2018年9月、田中がまず相談を持ちかけたのは、繊維メーカー・ユニチカトレーディング技術開発部の八木優子さんでした。
もともとドライレイヤー®の糸は、撥水加工剤が固着しやすいように、繊維断面が凹凸の多種異形になっています。さらに加工剤が固着しやすいよう、糸の表面積を増やす方法はないか? それとも、加工方法を変えるのがいいか? あらゆる選択肢を、試していきました。
[さまざまな処方を試した際のテスト生地サンプルを手にする八木さん]
糸の表面に無数のクレーターをつける(アルカリ減量加工)、繊維を割って1本1本を細くする(割繊)、プラズマを当て分子結合を強める……など。無数のアイデアを探るも、繊維強度が下がったり、肌ざわりが悪くなったり、機械を壊しそうになったり、と失敗続き。最後の最後に光明が見えた方法、それが加工剤の種類と配合割合によるものだったといいます。こうして、ファイントラック、ユニチカトレーディング、サカイオーベックスの3社開発プロジェクトが始動しました。
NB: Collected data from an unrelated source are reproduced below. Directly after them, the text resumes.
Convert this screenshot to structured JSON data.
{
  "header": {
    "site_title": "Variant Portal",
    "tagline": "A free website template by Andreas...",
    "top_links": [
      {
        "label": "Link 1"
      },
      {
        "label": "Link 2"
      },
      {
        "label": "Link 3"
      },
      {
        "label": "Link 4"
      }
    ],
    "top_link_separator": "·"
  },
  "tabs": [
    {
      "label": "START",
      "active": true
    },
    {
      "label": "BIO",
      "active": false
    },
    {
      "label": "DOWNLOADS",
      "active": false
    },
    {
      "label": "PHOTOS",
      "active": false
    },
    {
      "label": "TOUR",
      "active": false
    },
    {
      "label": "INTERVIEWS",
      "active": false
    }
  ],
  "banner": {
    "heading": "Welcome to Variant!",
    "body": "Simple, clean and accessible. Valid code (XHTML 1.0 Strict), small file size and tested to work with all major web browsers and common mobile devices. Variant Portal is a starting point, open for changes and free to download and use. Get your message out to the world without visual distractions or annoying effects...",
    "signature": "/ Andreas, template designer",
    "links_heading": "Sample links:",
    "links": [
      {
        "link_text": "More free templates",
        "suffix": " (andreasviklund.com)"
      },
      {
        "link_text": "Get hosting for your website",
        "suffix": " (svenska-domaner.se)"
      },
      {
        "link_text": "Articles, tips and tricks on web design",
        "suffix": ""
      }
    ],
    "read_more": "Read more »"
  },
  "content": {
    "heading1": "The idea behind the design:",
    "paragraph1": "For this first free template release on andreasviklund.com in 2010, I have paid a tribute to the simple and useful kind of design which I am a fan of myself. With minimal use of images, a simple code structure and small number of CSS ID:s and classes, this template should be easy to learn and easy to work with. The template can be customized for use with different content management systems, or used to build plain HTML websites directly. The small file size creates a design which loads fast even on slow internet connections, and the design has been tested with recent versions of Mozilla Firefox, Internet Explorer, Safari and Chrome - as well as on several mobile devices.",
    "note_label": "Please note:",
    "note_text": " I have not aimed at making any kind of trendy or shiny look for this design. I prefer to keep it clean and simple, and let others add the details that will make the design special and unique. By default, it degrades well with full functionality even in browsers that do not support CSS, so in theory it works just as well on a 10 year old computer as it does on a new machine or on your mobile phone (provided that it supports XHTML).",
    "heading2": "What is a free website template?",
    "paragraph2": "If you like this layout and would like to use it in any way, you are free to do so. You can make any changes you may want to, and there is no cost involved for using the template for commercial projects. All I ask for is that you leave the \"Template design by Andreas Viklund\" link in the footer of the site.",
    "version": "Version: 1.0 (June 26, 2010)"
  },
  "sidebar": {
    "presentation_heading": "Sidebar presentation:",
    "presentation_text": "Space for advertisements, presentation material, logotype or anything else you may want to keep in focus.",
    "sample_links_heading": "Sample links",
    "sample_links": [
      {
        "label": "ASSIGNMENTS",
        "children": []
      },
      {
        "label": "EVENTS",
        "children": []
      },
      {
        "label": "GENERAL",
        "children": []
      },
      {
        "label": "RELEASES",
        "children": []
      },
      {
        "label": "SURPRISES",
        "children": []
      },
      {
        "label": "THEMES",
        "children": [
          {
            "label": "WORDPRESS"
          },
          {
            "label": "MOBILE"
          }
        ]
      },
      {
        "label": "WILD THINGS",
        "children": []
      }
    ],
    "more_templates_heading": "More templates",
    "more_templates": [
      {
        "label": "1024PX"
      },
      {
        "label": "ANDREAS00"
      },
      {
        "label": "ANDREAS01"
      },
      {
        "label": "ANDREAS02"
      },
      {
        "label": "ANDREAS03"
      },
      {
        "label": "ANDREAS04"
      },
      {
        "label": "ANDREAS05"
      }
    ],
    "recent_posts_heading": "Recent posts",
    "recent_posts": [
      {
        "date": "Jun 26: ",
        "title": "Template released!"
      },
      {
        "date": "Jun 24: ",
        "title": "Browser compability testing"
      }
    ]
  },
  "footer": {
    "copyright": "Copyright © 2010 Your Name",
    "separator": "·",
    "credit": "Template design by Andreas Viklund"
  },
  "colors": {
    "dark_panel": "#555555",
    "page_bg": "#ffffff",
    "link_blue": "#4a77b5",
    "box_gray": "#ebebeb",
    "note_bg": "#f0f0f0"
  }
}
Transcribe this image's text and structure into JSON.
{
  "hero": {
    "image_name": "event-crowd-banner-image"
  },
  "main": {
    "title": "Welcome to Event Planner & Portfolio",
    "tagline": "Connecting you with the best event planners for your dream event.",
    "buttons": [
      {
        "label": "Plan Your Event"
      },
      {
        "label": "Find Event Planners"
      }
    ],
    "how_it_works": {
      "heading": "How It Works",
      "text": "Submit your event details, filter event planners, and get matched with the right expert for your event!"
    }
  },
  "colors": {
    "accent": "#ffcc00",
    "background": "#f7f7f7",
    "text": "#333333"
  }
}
「おそらくは、世の中にまだ存在しない耐久撥水レベルへの挑戦。先輩開発者に相談すると、ぽかーんとされる始末で。そのくらい現実離れした目標だったと思います」と八木さん。
サカイオーベックスの内田さんと共に量産テストした処方は合計15を超え、難航を極めました。
実験ラボテストと工場量産テストの両方で同じ傾向のいいデータが揃ったのが翌2019年3月。ギリギリ量産に間に合うタイミングで、会心のクリーンヒットが出たのでした。
最初の相談から約11 ヶ月が過ぎた2019年8月末、量産第1号のドライレイヤー®ベーシックの耐久撥水加工が、サカイオーベックス二日市工場で始まりました。150洗80点の目標をクリアした最初の生地が完成。次なる工程の地・京都の裁断工場へと運ばれていきました。京都の次は山陰・九州各地の縫製工場へ。こうして日本各地でモノ創りのバトンをつないで、新しいドライレイヤー®が誕生していくのです。
適度な保温力と汗抜けスピードのバランスに優れ、季節を選ばず、初めての一枚としても使いやすい汎用性の高さが特長の、基本のドライレイヤー®。
スキンメッシュ®から、耐久撥水性を150洗80点に伸ばし、抗菌防臭性を付与してリニューアルしました。